広頸動脈瘤(wide neck)、複雑な形の動脈瘤、再発動脈瘤などに適応があります。
[入院期間は数日から1週間程度]
治療方法の選択は動脈瘤の場所・大きさ・患者様の年齢・持病などをもとに総合的に判断されます。
手術を担当する医師とそれぞれのメリット・デメリットについて説明を聞いた上で決めていきましょう。
経過観察と再発リスク
治療を行わない場合や治療後も、定期的なMRI・MRAによる経過観察が必要です。
まれに新たな動脈瘤が形成されたり、再発することがあるため、半年~1年ごとの画像評価が推奨されます。
予防と生活管理
脳動脈瘤の発生や破裂を予防するためには、以下のような生活習慣の改善が有効です。
- 高血圧の管理
血圧が高い状態は破裂リスクを高めます。薬による適切なコントロールを心がけましょう。
- 禁煙の徹底
喫煙は動脈瘤の形成・破裂の両方に関与するとされています。
- 適正体重の維持
肥満は血管への負担を高めます。
- ストレス・過労の回避
急激な血圧上昇を避けるため、リラックスや十分な休息が大切です。
- 定期的な検査
家族歴がある方やリスクのある方は、MRIやMRAなどでのチェックが推奨されます。
まとめ
脳動脈瘤は、発見されても必ずしも治療が必要なわけではありませんが、破裂した場合のリスクは極めて大きくなります。

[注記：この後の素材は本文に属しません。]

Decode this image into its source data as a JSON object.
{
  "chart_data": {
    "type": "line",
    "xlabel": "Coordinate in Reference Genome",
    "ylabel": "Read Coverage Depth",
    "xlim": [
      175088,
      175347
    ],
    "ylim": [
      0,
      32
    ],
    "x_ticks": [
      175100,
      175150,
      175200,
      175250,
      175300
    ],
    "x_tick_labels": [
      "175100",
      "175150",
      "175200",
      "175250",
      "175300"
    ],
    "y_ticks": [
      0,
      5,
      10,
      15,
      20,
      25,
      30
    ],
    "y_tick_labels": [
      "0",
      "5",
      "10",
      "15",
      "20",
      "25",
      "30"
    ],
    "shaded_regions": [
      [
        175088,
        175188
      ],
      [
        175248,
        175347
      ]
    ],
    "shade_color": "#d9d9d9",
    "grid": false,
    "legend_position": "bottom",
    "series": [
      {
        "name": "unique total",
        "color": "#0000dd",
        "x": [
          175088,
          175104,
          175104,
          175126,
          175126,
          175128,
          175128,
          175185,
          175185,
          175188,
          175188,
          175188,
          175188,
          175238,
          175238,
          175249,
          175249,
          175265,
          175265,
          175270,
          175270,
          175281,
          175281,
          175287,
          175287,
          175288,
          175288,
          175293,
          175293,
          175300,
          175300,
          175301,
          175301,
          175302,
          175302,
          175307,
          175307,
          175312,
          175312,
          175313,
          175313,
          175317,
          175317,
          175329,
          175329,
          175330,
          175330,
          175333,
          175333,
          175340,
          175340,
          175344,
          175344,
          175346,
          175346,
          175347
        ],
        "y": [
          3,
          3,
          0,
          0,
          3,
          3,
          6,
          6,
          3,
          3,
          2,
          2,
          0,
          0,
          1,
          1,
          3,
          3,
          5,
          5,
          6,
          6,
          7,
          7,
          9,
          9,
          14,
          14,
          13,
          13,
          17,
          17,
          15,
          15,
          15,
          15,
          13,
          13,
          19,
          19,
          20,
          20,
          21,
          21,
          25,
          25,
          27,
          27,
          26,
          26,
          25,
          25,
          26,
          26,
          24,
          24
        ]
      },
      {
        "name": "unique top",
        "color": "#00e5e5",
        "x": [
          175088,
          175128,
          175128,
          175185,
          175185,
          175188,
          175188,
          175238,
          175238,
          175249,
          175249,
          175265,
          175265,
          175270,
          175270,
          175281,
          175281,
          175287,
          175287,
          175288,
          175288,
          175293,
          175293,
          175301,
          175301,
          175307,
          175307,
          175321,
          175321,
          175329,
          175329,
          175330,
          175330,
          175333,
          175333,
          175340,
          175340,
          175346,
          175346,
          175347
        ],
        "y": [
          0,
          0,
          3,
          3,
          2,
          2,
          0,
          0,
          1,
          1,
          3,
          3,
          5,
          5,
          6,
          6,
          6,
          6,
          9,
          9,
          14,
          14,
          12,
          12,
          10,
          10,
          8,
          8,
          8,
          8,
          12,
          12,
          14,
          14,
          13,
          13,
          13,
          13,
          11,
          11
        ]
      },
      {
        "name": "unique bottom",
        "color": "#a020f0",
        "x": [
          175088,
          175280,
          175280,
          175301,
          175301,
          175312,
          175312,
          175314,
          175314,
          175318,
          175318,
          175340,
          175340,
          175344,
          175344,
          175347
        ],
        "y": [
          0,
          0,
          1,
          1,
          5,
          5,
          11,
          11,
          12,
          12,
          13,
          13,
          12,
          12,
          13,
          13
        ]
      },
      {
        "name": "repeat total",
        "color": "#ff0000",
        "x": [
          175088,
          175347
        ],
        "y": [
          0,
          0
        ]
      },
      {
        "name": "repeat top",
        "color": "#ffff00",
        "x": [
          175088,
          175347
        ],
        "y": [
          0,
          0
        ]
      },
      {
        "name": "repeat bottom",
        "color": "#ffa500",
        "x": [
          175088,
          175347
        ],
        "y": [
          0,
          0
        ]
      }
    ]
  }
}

そのため、脳ドックや画像検査で早期に発見・適切に管理することがとても重要です。
高血圧や喫煙といった生活習慣病を管理し、必要に応じて専門医と相談のうえで治療や経過観察を行うことが重要です。
脳卒中の家族歴がある方や検査で指摘された方は、脳神経外科での評価を受けましょう。